As of December 26th, 22,002,825 booster doses have been administered in France, according to the Health Ministry.


France has been heavily reliant on Pfizer for its vaccine programme and in total 79 percent of all vaccines administered in France have been Pfizer.

In total four vaccine types are licensed for use in France; Pfizer, Moderna, AstraZeneca and Johnson & Johnson (Janssen).

However only Pfizer is recommended for all uses by French health authorities, as younger people are not advised to have AstraZeneca after reports of rare but severe side effects including blot clots were reported in several European countries. AstraZeneca is still used for older age groups, but there have been issues of supply from AstraZeneca to the EU vaccine procurement programme, which France uses.

Only Pfizer and Moderna are used in the booster shot programme, with Moderna not recommended for under 30s, because of very rare cardiac side effects.

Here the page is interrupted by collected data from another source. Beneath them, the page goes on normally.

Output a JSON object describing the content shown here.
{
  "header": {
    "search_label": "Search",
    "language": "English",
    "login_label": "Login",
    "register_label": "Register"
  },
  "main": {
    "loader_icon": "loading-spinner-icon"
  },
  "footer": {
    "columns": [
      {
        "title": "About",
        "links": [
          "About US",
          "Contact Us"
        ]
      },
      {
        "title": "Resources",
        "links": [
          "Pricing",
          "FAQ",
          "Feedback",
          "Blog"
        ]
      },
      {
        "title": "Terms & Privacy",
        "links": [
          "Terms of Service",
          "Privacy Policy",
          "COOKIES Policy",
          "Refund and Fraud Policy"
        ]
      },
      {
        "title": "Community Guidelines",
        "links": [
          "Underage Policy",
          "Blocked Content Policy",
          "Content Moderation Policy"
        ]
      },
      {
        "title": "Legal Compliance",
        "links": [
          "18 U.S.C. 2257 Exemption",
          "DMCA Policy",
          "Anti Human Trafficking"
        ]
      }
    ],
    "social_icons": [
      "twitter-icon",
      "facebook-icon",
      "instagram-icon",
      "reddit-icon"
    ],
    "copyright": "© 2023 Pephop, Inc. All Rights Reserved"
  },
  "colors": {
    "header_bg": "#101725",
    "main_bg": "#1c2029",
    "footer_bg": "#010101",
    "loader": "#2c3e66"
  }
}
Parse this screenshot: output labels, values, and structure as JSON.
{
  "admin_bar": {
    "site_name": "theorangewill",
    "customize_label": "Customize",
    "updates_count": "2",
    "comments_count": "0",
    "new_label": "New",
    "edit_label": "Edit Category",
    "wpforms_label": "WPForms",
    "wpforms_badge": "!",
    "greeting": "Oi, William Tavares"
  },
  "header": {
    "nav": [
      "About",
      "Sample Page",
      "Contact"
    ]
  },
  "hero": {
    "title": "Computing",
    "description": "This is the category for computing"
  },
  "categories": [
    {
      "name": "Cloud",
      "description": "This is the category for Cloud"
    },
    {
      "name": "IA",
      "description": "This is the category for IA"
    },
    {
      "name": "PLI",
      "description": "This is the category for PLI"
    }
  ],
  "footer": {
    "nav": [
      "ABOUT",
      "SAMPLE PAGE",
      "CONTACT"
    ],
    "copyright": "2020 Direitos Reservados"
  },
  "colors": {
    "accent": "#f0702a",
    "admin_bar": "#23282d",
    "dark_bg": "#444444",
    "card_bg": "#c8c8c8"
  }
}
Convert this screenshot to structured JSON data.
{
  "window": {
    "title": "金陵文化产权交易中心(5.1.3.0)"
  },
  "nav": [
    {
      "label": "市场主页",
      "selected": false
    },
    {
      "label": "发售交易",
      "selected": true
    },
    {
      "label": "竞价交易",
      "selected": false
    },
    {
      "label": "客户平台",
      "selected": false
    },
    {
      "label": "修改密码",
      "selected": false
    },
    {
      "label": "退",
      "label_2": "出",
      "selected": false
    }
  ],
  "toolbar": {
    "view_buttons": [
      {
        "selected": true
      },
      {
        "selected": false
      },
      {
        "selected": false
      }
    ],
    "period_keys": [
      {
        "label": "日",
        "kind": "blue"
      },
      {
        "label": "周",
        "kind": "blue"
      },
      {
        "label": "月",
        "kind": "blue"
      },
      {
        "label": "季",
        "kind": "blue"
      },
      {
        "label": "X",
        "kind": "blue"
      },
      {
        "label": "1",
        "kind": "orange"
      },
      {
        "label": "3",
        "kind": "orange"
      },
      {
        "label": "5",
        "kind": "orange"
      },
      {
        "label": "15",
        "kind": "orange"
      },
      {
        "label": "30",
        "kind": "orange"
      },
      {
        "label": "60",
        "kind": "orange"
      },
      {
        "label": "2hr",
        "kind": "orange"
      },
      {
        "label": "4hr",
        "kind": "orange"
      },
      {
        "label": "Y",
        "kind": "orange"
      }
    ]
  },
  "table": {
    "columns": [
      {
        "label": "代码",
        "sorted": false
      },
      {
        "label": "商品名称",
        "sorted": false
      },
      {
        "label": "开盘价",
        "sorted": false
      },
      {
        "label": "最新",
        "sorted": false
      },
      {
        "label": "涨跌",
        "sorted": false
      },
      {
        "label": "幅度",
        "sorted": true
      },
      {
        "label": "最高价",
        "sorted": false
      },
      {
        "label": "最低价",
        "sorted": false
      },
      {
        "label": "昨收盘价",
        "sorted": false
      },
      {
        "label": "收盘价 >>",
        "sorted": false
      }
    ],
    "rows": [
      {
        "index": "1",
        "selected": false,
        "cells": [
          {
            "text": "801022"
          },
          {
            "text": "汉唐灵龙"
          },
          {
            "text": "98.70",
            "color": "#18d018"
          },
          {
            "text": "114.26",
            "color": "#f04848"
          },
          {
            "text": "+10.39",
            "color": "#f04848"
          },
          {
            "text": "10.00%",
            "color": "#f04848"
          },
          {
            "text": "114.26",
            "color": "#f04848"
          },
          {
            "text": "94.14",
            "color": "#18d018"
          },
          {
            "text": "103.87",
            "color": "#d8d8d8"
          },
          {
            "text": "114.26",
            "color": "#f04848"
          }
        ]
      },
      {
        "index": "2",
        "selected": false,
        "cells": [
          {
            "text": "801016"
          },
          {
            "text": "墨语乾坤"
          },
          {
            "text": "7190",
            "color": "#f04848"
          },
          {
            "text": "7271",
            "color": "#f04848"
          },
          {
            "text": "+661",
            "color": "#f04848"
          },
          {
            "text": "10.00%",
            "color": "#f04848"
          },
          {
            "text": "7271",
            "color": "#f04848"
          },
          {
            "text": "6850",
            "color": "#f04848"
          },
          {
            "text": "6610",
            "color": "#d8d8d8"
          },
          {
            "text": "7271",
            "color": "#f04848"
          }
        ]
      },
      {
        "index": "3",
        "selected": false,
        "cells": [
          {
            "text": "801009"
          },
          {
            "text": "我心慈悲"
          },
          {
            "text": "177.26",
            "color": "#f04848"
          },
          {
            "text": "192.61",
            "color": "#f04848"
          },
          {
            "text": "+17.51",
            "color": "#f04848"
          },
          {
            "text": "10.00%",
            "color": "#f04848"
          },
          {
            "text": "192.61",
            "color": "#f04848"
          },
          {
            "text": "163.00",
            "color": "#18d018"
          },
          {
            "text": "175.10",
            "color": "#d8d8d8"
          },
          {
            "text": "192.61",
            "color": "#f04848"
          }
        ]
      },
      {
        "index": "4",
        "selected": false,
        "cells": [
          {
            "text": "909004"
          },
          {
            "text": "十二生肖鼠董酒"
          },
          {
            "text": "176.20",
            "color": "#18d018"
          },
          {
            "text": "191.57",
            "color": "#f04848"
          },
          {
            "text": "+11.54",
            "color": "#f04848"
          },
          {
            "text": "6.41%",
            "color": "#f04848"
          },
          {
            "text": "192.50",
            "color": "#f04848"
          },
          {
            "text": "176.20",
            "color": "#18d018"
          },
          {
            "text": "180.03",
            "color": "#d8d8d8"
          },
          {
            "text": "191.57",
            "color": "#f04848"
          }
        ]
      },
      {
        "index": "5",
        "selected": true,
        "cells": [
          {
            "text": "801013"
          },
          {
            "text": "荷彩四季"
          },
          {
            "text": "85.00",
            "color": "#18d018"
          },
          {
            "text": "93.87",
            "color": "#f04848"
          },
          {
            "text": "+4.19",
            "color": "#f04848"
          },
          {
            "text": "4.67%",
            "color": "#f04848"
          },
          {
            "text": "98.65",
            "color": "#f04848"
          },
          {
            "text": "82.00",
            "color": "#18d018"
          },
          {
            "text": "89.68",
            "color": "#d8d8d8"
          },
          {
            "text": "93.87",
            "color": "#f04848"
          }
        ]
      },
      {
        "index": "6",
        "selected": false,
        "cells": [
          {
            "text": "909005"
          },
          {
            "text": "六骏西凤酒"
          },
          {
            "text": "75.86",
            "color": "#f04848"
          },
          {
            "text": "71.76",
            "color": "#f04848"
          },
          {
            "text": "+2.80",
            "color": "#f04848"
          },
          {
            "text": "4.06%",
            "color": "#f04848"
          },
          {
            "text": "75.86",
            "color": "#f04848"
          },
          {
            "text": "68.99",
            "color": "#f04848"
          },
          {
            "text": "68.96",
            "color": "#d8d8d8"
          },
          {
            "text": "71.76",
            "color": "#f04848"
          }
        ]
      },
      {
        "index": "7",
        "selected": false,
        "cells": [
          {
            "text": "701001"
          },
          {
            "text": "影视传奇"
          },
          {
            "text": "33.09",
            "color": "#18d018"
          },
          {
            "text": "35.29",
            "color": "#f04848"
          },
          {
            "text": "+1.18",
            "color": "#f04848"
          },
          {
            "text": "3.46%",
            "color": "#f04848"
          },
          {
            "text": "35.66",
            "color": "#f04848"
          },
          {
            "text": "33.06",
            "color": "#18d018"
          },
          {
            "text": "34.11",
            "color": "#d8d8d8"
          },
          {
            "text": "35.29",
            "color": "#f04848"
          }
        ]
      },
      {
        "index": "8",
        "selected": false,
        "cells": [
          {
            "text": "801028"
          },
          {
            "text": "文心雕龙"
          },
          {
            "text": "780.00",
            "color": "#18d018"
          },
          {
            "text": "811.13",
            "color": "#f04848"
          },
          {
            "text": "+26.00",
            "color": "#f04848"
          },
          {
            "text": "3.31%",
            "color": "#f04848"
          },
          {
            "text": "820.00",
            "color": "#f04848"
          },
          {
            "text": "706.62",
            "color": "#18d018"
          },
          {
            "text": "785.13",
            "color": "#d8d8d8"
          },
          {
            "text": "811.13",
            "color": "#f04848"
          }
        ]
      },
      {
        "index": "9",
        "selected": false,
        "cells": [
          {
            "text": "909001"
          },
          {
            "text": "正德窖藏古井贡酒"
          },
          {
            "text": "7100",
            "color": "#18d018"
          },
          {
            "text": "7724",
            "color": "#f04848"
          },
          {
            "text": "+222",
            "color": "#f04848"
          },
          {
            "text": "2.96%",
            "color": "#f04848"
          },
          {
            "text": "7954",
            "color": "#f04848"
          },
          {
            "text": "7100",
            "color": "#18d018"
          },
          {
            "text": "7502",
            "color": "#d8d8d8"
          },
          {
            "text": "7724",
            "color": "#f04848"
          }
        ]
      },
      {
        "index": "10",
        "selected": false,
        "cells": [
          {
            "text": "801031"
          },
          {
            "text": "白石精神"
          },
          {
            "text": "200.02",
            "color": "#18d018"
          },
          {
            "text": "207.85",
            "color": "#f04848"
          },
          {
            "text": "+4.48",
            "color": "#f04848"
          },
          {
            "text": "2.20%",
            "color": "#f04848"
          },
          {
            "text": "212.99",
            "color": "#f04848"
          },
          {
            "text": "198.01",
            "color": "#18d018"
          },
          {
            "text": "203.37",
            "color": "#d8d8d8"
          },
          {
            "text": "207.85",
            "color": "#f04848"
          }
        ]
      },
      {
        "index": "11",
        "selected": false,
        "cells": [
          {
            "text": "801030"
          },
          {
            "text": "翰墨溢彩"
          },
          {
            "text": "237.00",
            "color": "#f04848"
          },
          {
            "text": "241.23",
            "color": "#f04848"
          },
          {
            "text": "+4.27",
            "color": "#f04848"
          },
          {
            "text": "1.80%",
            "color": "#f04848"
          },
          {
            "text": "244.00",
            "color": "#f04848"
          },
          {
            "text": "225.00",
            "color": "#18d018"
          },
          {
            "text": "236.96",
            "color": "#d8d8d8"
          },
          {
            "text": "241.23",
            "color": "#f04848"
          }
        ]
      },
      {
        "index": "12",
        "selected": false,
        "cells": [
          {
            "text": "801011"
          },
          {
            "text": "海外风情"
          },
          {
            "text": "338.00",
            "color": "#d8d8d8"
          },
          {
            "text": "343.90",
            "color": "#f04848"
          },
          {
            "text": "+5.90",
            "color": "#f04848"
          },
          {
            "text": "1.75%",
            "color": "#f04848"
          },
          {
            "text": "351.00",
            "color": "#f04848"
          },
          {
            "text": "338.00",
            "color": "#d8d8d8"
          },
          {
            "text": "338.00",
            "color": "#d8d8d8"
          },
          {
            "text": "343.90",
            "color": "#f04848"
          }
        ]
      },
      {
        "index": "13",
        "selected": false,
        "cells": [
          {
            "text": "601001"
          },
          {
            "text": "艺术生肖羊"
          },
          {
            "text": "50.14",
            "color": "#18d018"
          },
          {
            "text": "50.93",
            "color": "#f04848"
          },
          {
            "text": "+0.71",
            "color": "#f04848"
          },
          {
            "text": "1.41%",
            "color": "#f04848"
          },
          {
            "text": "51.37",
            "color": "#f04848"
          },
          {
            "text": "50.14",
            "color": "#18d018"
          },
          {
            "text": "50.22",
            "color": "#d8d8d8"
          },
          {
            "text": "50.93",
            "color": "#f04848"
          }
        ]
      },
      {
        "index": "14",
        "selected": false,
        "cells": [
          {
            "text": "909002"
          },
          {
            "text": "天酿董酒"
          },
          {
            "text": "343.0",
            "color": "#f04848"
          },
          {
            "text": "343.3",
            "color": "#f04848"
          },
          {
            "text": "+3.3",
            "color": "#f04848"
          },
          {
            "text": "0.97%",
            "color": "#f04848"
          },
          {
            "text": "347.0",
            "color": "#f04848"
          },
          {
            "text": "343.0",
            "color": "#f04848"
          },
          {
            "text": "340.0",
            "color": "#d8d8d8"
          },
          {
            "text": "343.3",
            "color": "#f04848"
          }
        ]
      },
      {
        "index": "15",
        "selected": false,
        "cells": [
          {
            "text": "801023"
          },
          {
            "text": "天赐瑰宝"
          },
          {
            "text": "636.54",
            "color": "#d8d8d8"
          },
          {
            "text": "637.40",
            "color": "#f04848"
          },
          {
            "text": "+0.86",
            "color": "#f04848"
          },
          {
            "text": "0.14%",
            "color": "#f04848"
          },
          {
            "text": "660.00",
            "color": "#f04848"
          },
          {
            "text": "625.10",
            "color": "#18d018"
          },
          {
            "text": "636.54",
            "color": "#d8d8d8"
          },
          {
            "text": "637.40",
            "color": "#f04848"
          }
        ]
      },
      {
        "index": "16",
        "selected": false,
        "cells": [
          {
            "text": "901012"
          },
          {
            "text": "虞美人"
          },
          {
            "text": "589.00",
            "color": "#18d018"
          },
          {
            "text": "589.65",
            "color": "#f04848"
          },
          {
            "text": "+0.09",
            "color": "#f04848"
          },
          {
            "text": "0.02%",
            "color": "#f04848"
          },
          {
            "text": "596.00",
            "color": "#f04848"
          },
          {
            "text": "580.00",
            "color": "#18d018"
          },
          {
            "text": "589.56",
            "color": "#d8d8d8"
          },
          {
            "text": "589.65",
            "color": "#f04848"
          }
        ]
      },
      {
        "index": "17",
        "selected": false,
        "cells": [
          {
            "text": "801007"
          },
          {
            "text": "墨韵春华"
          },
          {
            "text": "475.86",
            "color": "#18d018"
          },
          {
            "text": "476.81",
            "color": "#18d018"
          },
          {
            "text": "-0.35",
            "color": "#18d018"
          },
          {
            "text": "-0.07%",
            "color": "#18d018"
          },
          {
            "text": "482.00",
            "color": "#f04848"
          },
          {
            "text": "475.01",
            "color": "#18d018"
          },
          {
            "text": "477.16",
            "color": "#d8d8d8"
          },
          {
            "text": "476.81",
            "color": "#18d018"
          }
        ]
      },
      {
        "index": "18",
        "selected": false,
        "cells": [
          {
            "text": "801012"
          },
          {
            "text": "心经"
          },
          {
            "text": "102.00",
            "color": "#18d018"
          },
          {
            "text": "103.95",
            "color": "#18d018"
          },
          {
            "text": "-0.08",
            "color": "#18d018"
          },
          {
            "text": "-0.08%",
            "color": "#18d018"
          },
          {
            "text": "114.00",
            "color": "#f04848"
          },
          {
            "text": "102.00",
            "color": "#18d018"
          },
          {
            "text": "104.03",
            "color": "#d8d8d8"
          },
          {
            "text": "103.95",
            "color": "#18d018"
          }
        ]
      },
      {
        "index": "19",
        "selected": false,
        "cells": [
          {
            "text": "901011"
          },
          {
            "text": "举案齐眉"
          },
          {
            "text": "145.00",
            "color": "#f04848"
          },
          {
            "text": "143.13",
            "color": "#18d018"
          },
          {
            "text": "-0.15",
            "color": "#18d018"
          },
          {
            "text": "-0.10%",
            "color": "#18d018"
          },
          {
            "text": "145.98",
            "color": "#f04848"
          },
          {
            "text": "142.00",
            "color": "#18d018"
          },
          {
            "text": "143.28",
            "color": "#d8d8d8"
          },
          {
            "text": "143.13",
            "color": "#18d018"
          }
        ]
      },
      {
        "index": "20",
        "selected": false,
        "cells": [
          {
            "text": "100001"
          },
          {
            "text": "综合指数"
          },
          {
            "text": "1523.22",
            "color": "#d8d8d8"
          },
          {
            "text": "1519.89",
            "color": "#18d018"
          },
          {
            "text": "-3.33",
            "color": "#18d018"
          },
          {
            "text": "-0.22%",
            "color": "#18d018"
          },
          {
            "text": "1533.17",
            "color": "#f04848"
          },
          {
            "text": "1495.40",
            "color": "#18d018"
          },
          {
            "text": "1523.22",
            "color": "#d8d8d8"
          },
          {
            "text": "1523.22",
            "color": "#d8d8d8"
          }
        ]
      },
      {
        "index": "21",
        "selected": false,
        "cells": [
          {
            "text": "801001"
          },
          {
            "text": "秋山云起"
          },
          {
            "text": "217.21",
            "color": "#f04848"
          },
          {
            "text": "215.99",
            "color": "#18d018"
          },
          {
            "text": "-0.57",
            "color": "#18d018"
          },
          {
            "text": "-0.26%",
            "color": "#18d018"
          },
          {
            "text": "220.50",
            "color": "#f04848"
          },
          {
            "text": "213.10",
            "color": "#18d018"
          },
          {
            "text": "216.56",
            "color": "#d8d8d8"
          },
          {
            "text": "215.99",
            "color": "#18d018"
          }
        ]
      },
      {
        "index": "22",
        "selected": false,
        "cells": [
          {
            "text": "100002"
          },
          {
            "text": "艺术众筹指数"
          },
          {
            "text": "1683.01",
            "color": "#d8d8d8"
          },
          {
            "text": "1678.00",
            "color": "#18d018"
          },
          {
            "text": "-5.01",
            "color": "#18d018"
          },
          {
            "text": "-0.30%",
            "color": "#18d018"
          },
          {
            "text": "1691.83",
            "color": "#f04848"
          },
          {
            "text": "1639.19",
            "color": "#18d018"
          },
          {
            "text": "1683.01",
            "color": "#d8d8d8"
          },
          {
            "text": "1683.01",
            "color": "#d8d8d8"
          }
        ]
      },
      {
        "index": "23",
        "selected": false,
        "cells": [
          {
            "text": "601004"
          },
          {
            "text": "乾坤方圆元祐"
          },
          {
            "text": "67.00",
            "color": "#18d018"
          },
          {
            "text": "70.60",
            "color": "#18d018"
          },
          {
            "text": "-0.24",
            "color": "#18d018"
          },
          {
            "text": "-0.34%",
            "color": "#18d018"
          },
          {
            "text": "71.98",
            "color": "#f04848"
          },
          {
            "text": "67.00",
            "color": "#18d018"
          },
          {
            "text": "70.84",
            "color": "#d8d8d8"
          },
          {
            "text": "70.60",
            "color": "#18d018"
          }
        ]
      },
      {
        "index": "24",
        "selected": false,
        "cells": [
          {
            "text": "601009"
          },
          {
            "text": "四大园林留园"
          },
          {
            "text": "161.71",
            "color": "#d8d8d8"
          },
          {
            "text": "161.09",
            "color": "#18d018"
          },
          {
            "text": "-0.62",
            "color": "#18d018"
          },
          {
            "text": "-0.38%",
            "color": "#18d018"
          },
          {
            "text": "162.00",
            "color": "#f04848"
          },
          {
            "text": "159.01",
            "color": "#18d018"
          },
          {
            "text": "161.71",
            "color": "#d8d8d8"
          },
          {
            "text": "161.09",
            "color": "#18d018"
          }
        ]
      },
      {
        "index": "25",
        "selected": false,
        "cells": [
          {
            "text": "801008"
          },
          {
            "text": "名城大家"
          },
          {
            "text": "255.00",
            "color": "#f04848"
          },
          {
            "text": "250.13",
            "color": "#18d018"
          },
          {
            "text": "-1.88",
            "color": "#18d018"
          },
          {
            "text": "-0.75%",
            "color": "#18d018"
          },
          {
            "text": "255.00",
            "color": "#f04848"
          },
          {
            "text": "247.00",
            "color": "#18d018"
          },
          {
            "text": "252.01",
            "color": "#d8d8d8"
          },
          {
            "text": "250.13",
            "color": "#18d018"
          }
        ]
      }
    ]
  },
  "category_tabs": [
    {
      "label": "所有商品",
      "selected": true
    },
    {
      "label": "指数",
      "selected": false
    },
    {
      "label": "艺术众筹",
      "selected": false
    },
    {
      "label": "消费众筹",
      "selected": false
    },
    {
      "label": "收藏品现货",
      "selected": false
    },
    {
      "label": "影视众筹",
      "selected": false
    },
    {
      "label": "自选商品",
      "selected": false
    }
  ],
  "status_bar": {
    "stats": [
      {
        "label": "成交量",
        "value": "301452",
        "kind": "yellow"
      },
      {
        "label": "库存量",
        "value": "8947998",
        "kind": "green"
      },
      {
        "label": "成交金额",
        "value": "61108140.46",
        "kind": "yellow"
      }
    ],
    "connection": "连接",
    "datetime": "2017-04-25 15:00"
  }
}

Pfizer is also the only vaccine to have received approval from the European Medicines Agency for use in the 5-11 age group, who have been eligible for a vaccine in France since December 22nd, although Moderna has also submitted an application to the EMA for approval for use on under 12s.

International comparisons

International comparisons should be taken with a pinch of salt, as much depends on having accurate population figures and up-to-date data on the vaccine programme.

However when looking at comparisons for the share of the population that is fully vaccinated or has received at least one dose, France is generally towards the top of league tables with a good level of vaccine coverage.

Opening up vaccinations early to over 12s and more recently to over 5s has also helped France to increase its percentage of the total population vaccinated.